For a business to be a long-term hit, much needs to happen backstage first. It all starts with a vision of the role you want to play, then a scripted business plan to guide you there. You'll need a team, a talented cast to help you find your audience and keep it coming back for more.
Even after the curtain's raised, you're bound to fluff your lines at some point. But that's fine. Step back and self-analyze, rehearse and repeat. Because that's how you'll improve. The show, as they say, must go on.
Small businesses are in the spotlight during Global Entrepreneurship Week (November 8-13), and Qonto has gone behind the scenes of several successful European startups. Follow our Business and Beyond series of videos for an insider's look at starting, running and growing a business.
The backstage secrets of...
We talk to the creators of four young businesses whose budding success hides the initial pitfalls and teething problems that many startups face:
- Cristina Herrera, who launched her Barcelona-based production company whitemoose in 2014.

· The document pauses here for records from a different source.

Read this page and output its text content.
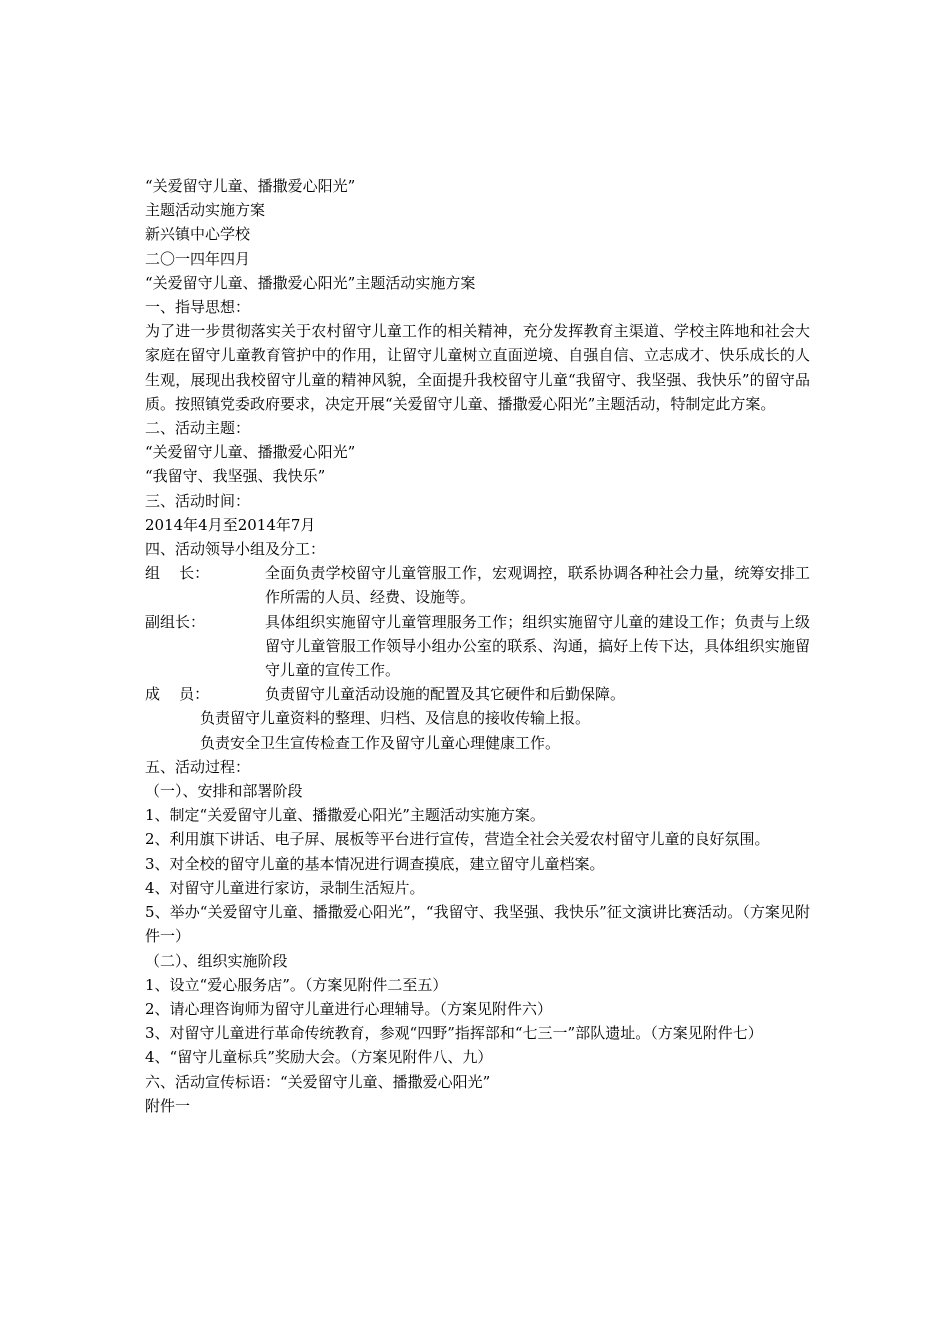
“关爱留守儿童、播撒爱心阳光”
主题活动实施方案
新兴镇中心学校
二〇一四年四月
“关爱留守儿童、播撒爱心阳光”主题活动实施方案
一、指导思想：
为了进一步贯彻落实关于农村留守儿童工作的相关精神，充分发挥教育主渠道、学校主阵地和社会大家庭在留守儿童教育管护中的作用，让留守儿童树立直面逆境、自强自信、立志成才、快乐成长的人生观，展现出我校留守儿童的精神风貌，全面提升我校留守儿童“我留守、我坚强、我快乐”的留守品质。按照镇党委政府要求，决定开展“关爱留守儿童、播撒爱心阳光”主题活动，特制定此方案。
二、活动主题：
“关爱留守儿童、播撒爱心阳光”
“我留守、我坚强、我快乐”
三、活动时间：
2014年4月至2014年7月
四、活动领导小组及分工：
组    长：	全面负责学校留守儿童管服工作，宏观调控，联系协调各种社会力量，统筹安排工作所需的人员、经费、设施等。
副组长：	具体组织实施留守儿童管理服务工作；组织实施留守儿童的建设工作；负责与上级留守儿童管服工作领导小组办公室的联系、沟通，搞好上传下达，具体组织实施留守儿童的宣传工作。
成    员：	负责留守儿童活动设施的配置及其它硬件和后勤保障。
负责留守儿童资料的整理、归档、及信息的接收传输上报。
负责安全卫生宣传检查工作及留守儿童心理健康工作。
五、活动过程：
（一）、安排和部署阶段
1、制定“关爱留守儿童、播撒爱心阳光”主题活动实施方案。
2、利用旗下讲话、电子屏、展板等平台进行宣传，营造全社会关爱农村留守儿童的良好氛围。
3、对全校的留守儿童的基本情况进行调查摸底，建立留守儿童档案。
4、对留守儿童进行家访，录制生活短片。
5、举办“关爱留守儿童、播撒爱心阳光”，“我留守、我坚强、我快乐”征文演讲比赛活动。（方案见附件一）
（二）、组织实施阶段
1、设立“爱心服务店”。（方案见附件二至五）
2、请心理咨询师为留守儿童进行心理辅导。（方案见附件六）
3、对留守儿童进行革命传统教育，参观“四野”指挥部和“七三一”部队遗址。（方案见附件七）
4、“留守儿童标兵”奖励大会。（方案见附件八、九）
六、活动宣传标语：“关爱留守儿童、播撒爱心阳光”
附件一
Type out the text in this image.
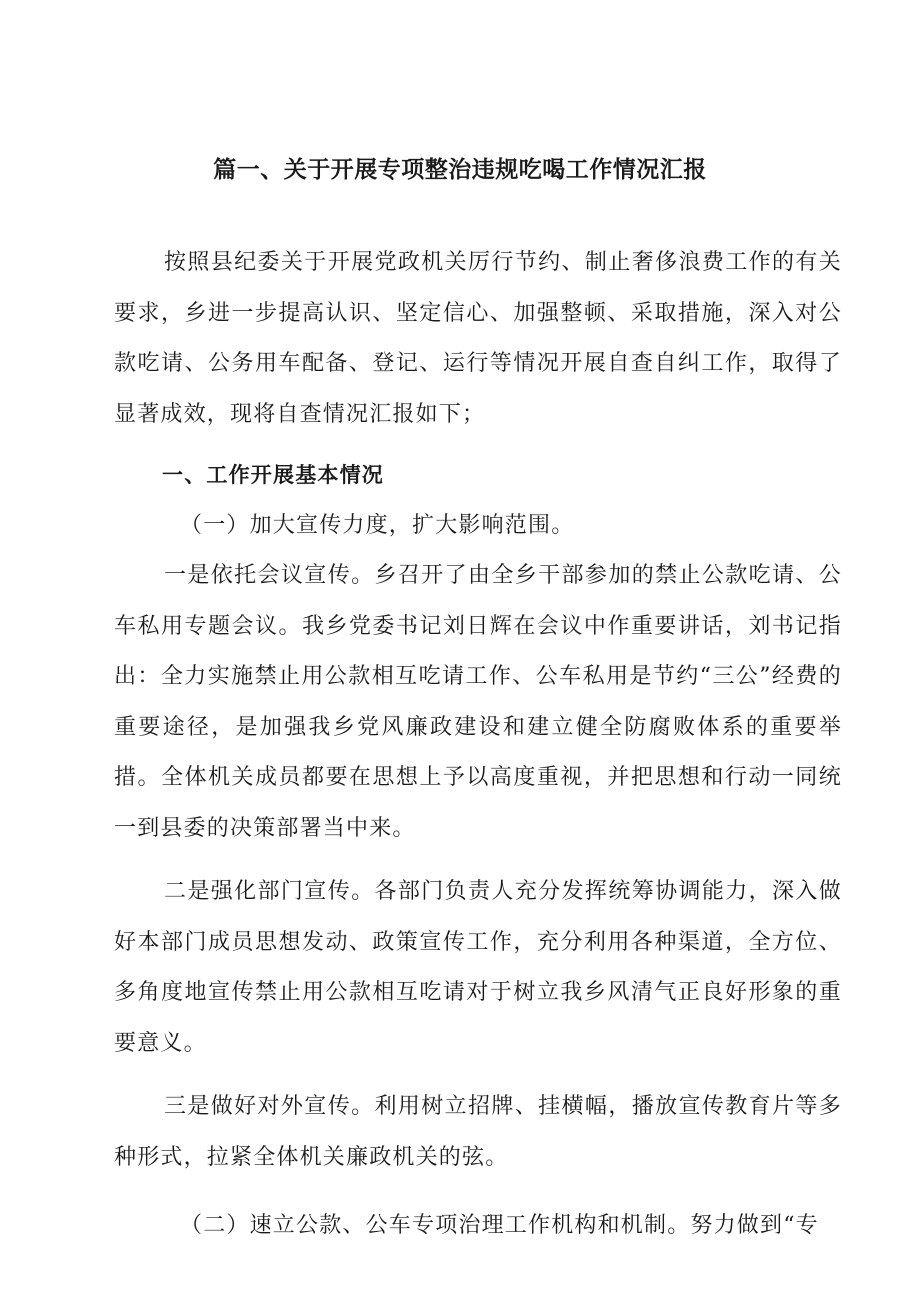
篇一、关于开展专项整治违规吃喝工作情况汇报

按照县纪委关于开展党政机关厉行节约、制止奢侈浪费工作的有关要求，乡进一步提高认识、坚定信心、加强整顿、采取措施，深入对公款吃请、公务用车配备、登记、运行等情况开展自查自纠工作，取得了显著成效，现将自查情况汇报如下；

一、工作开展基本情况

（一）加大宣传力度，扩大影响范围。

一是依托会议宣传。乡召开了由全乡干部参加的禁止公款吃请、公车私用专题会议。我乡党委书记刘日辉在会议中作重要讲话，刘书记指出：全力实施禁止用公款相互吃请工作、公车私用是节约“三公”经费的重要途径，是加强我乡党风廉政建设和建立健全防腐败体系的重要举措。全体机关成员都要在思想上予以高度重视，并把思想和行动一同统一到县委的决策部署当中来。

二是强化部门宣传。各部门负责人充分发挥统筹协调能力，深入做好本部门成员思想发动、政策宣传工作，充分利用各种渠道，全方位、多角度地宣传禁止用公款相互吃请对于树立我乡风清气正良好形象的重要意义。

三是做好对外宣传。利用树立招牌、挂横幅，播放宣传教育片等多种形式，拉紧全体机关廉政机关的弦。

（二）速立公款、公车专项治理工作机构和机制。努力做到“专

- Chiara Cespi Polisiani, founder of Italian cooking platform Spadella.
- Cyprien Cambier of sustainable urban farming initiative Growsters.
- Creators of back office organizer Passionfroot, Jens Mannanal and Jennifer Phan.
Our guests explain how they turned professional stumbling blocks into springboards to greater things. As opportunities to take a step forward, rather than two steps back.
After all, it's overcoming obstacles that puts the fun into entrepreneurship, is it not?
It's something that our own co-founders, Alexandre Prot and Steve Anavi, know a thing or two about. Before creating Qonto, their first project allowed them to discover the true villain of the piece, the arch-enemy of entrepreneurs: bureaucracy. Capital deposit, accounting, managing expenses, calculating VAT, or simply trying to get an appointment with a bank manager...it was all this time-consuming, energy-sucking red tape that prompted them to start Qonto in the first place in 2017.
All the world's a stage...
Entrepreneurship knows no borders. A bilingual being from the outset, Qonto is now present in four European markets: France, Germany, Italy and Spain. Four countries in which business owners fully understand the international language of financing, prospecting, recruiting, retaining and scaling.
All over Europe, entrepreneurs are taking centre stage. There are some 25 million SMEs across the continent, representing 99% of all companies and accounting for 50% of jobs. They're the engine of the economy. But they won't grow without support, and that is why Qonto has made it its mission to relieve them of the clutter so they can focus on what matters.
Growing internationally brings with it another set of unwelcome hiccups in the form of different regulations and financial systems. Yet it also provides a chance to expand cultural understanding, both internally and externally. At a time when some are dreaming of the possibilities of 'EuroTech', let's seek inspiration in each other. Let's dream big.